And here we are, a new year, new possibilities, but
steadfastly still wearing the same old hair shirt!
We have invested time effort and emotion reviewing Amy all
the way from the alleyway in Cairo to the hazy autumnal sunshine in San
Francisco.
I’ve never wrote (or written) a plan, a plot summary, or an
agreed narrative that needs fleshing out prior to the start of my
scribbles.
Sometimes I get carried away with an idea, and write a fully
detailed scene and then end up working to bring the existing tale towards it,
but as a rule of thumb I just let my imagination take me (and by default Amy) wherever
the falling keys take us.
So, December/January was my opportunity to review the current
narrative, to see if the chaos theory had worked, to see if the tale (currently
in three parts), as written, made sense?
It is very hard to debate in the echo chamber of a solo
review, and that is where I’m struggling.
But, I was critical.
And I was dispassionate.
One moment we needed more dragons, the next moment dragons
are so last week – well not literally, but that is kind of symptomatic of my
internal monologue.
One moment we’re all happy with ‘as is’, then we look at the
ever growing pile of rejections and look for intangible improvements that I
know I cannot deliver.
The story is just that, it’s as good and indeed as bad as I
can create, it can never be anything else.
And, in the end, after it was over, after I’d edited all
those pages from alleyway to hotel I rested happy in my creation.
I like what we’ve got.
I’m happy with the result.
It could be delusional denial – it could be.
However, we are happy, and currently (spoiler alert!) in book
three Amy is also happy.
Happy in our creation, we will continue to see if others will
share this with me.
BTW the advertised job opportunity still stands…
Notwithstanding the rejections, the pushed keys keep adding
black type to the empty white pages, my expression therapy with Amy continues.
Oh, and ‘The Diary of a Nobody’ is plodding along too – more
akin to the at times irreverent narrative style of Sisyphus than Amy.
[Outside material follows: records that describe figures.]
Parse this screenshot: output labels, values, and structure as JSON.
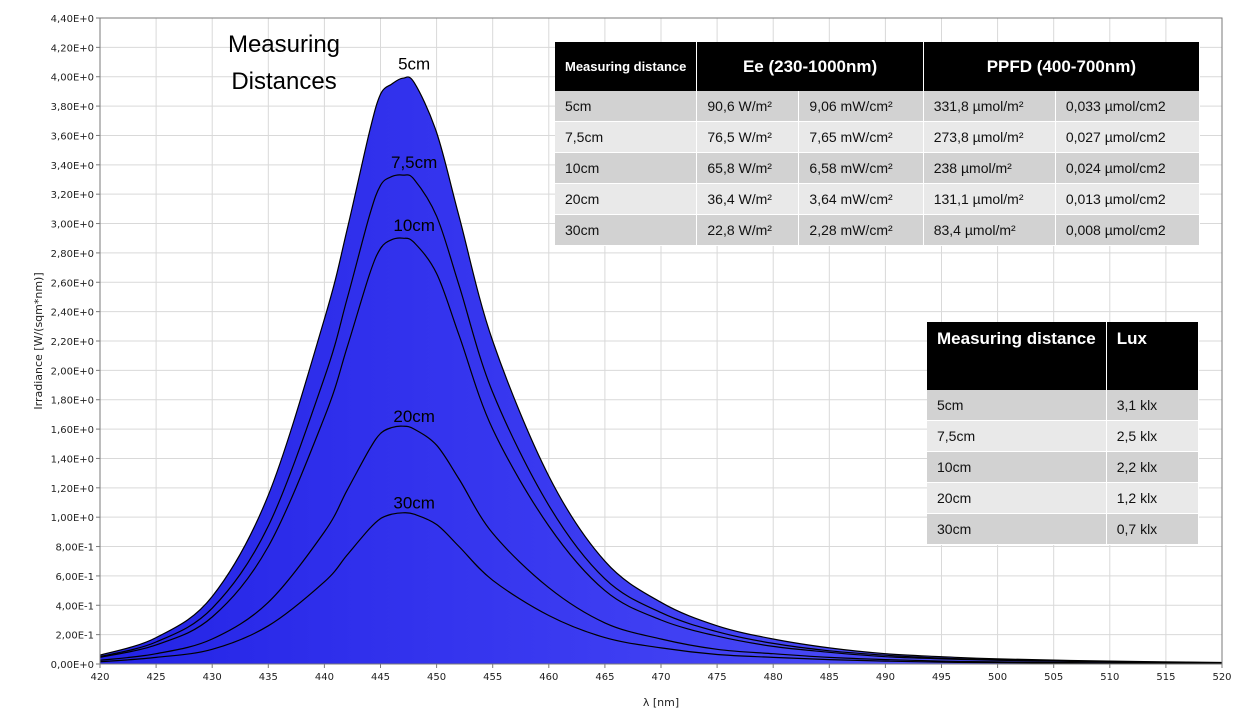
{
  "colors": {
    "fill_light": "#5b5bff",
    "fill_dark": "#2323e6",
    "curve": "#000000",
    "grid": "#d9d9d9",
    "axis": "#7a7a7a"
  },
  "annotation": {
    "line1": "Measuring",
    "line2": "Distances"
  },
  "chart_data": {
    "type": "area",
    "title": "",
    "xlabel": "λ [nm]",
    "ylabel": "Irradiance [W/(sqm*nm)]",
    "xlim": [
      420,
      520
    ],
    "ylim": [
      0,
      4.4
    ],
    "grid": true,
    "x_ticks": [
      "420",
      "425",
      "430",
      "435",
      "440",
      "445",
      "450",
      "455",
      "460",
      "465",
      "470",
      "475",
      "480",
      "485",
      "490",
      "495",
      "500",
      "505",
      "510",
      "515",
      "520"
    ],
    "y_ticks": [
      "0,00E+0",
      "2,00E-1",
      "4,00E-1",
      "6,00E-1",
      "8,00E-1",
      "1,00E+0",
      "1,20E+0",
      "1,40E+0",
      "1,60E+0",
      "1,80E+0",
      "2,00E+0",
      "2,20E+0",
      "2,40E+0",
      "2,60E+0",
      "2,80E+0",
      "3,00E+0",
      "3,20E+0",
      "3,40E+0",
      "3,60E+0",
      "3,80E+0",
      "4,00E+0",
      "4,20E+0",
      "4,40E+0"
    ],
    "x": [
      420,
      425,
      430,
      435,
      440,
      442,
      444,
      445,
      446,
      447,
      448,
      450,
      452,
      455,
      460,
      465,
      470,
      475,
      480,
      485,
      490,
      495,
      500,
      510,
      520
    ],
    "series": [
      {
        "name": "5cm",
        "label_pos": [
          448,
          4.05
        ],
        "values": [
          0.06,
          0.18,
          0.46,
          1.15,
          2.35,
          2.95,
          3.62,
          3.88,
          3.95,
          3.99,
          3.96,
          3.62,
          3.05,
          2.2,
          1.28,
          0.7,
          0.42,
          0.26,
          0.17,
          0.11,
          0.07,
          0.05,
          0.035,
          0.02,
          0.01
        ]
      },
      {
        "name": "7,5cm",
        "label_pos": [
          448,
          3.38
        ],
        "values": [
          0.05,
          0.15,
          0.38,
          0.94,
          1.95,
          2.48,
          3.05,
          3.26,
          3.32,
          3.33,
          3.3,
          3.05,
          2.58,
          1.85,
          1.08,
          0.58,
          0.35,
          0.22,
          0.14,
          0.09,
          0.06,
          0.04,
          0.03,
          0.017,
          0.008
        ]
      },
      {
        "name": "10cm",
        "label_pos": [
          448,
          2.95
        ],
        "values": [
          0.045,
          0.13,
          0.32,
          0.8,
          1.68,
          2.15,
          2.65,
          2.83,
          2.89,
          2.9,
          2.87,
          2.66,
          2.24,
          1.6,
          0.94,
          0.5,
          0.3,
          0.19,
          0.12,
          0.08,
          0.05,
          0.035,
          0.025,
          0.015,
          0.007
        ]
      },
      {
        "name": "20cm",
        "label_pos": [
          448,
          1.65
        ],
        "values": [
          0.025,
          0.07,
          0.17,
          0.42,
          0.9,
          1.18,
          1.46,
          1.57,
          1.61,
          1.62,
          1.6,
          1.49,
          1.26,
          0.89,
          0.52,
          0.28,
          0.17,
          0.1,
          0.07,
          0.045,
          0.03,
          0.02,
          0.014,
          0.008,
          0.004
        ]
      },
      {
        "name": "30cm",
        "label_pos": [
          448,
          1.06
        ],
        "values": [
          0.015,
          0.045,
          0.1,
          0.26,
          0.56,
          0.74,
          0.92,
          0.99,
          1.02,
          1.03,
          1.02,
          0.95,
          0.8,
          0.57,
          0.33,
          0.18,
          0.11,
          0.065,
          0.045,
          0.03,
          0.02,
          0.013,
          0.009,
          0.005,
          0.003
        ]
      }
    ]
  },
  "table_main": {
    "headers": [
      "Measuring distance",
      "Ee  (230-1000nm)",
      "PPFD (400-700nm)"
    ],
    "rows": [
      [
        "5cm",
        "90,6 W/m²",
        "9,06 mW/cm²",
        "331,8 µmol/m²",
        "0,033 µmol/cm2"
      ],
      [
        "7,5cm",
        "76,5 W/m²",
        "7,65 mW/cm²",
        "273,8 µmol/m²",
        "0,027 µmol/cm2"
      ],
      [
        "10cm",
        "65,8 W/m²",
        "6,58 mW/cm²",
        "238 µmol/m²",
        "0,024 µmol/cm2"
      ],
      [
        "20cm",
        "36,4 W/m²",
        "3,64 mW/cm²",
        "131,1 µmol/m²",
        "0,013 µmol/cm2"
      ],
      [
        "30cm",
        "22,8 W/m²",
        "2,28 mW/cm²",
        "83,4 µmol/m²",
        "0,008 µmol/cm2"
      ]
    ]
  },
  "table_lux": {
    "headers": [
      "Measuring distance",
      "Lux"
    ],
    "rows": [
      [
        "5cm",
        "3,1 klx"
      ],
      [
        "7,5cm",
        "2,5 klx"
      ],
      [
        "10cm",
        "2,2 klx"
      ],
      [
        "20cm",
        "1,2 klx"
      ],
      [
        "30cm",
        "0,7 klx"
      ]
    ]
  }
}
Which
naturally enough is just another excuse for me to moan about isolation, death
greed and the pointlessness of it all, and to indulge in some observational
humour and critique about the current societal obsession with transactional
consumption!
Yeah – a laugh a minute read; well he is the last man alive –
give him a break!
So there you are, you are up-to-date with it all.
Oh, and I’ve had a fish finger sandwich, and the shop that
provided it has gone out of business – whisper from the gods or poor fiscal
management? Don’t know, could be either/neither,
could be both, could be relevant, probably isn’t.
So as Hazel O’Connor sings softly in the background about
spilt tea (oh silly me) we warm our hands on our own jealously guarded brown
elixir of life, we warm our hands and feel somewhat content with the
world.
Amy is moving forward; progress is being made.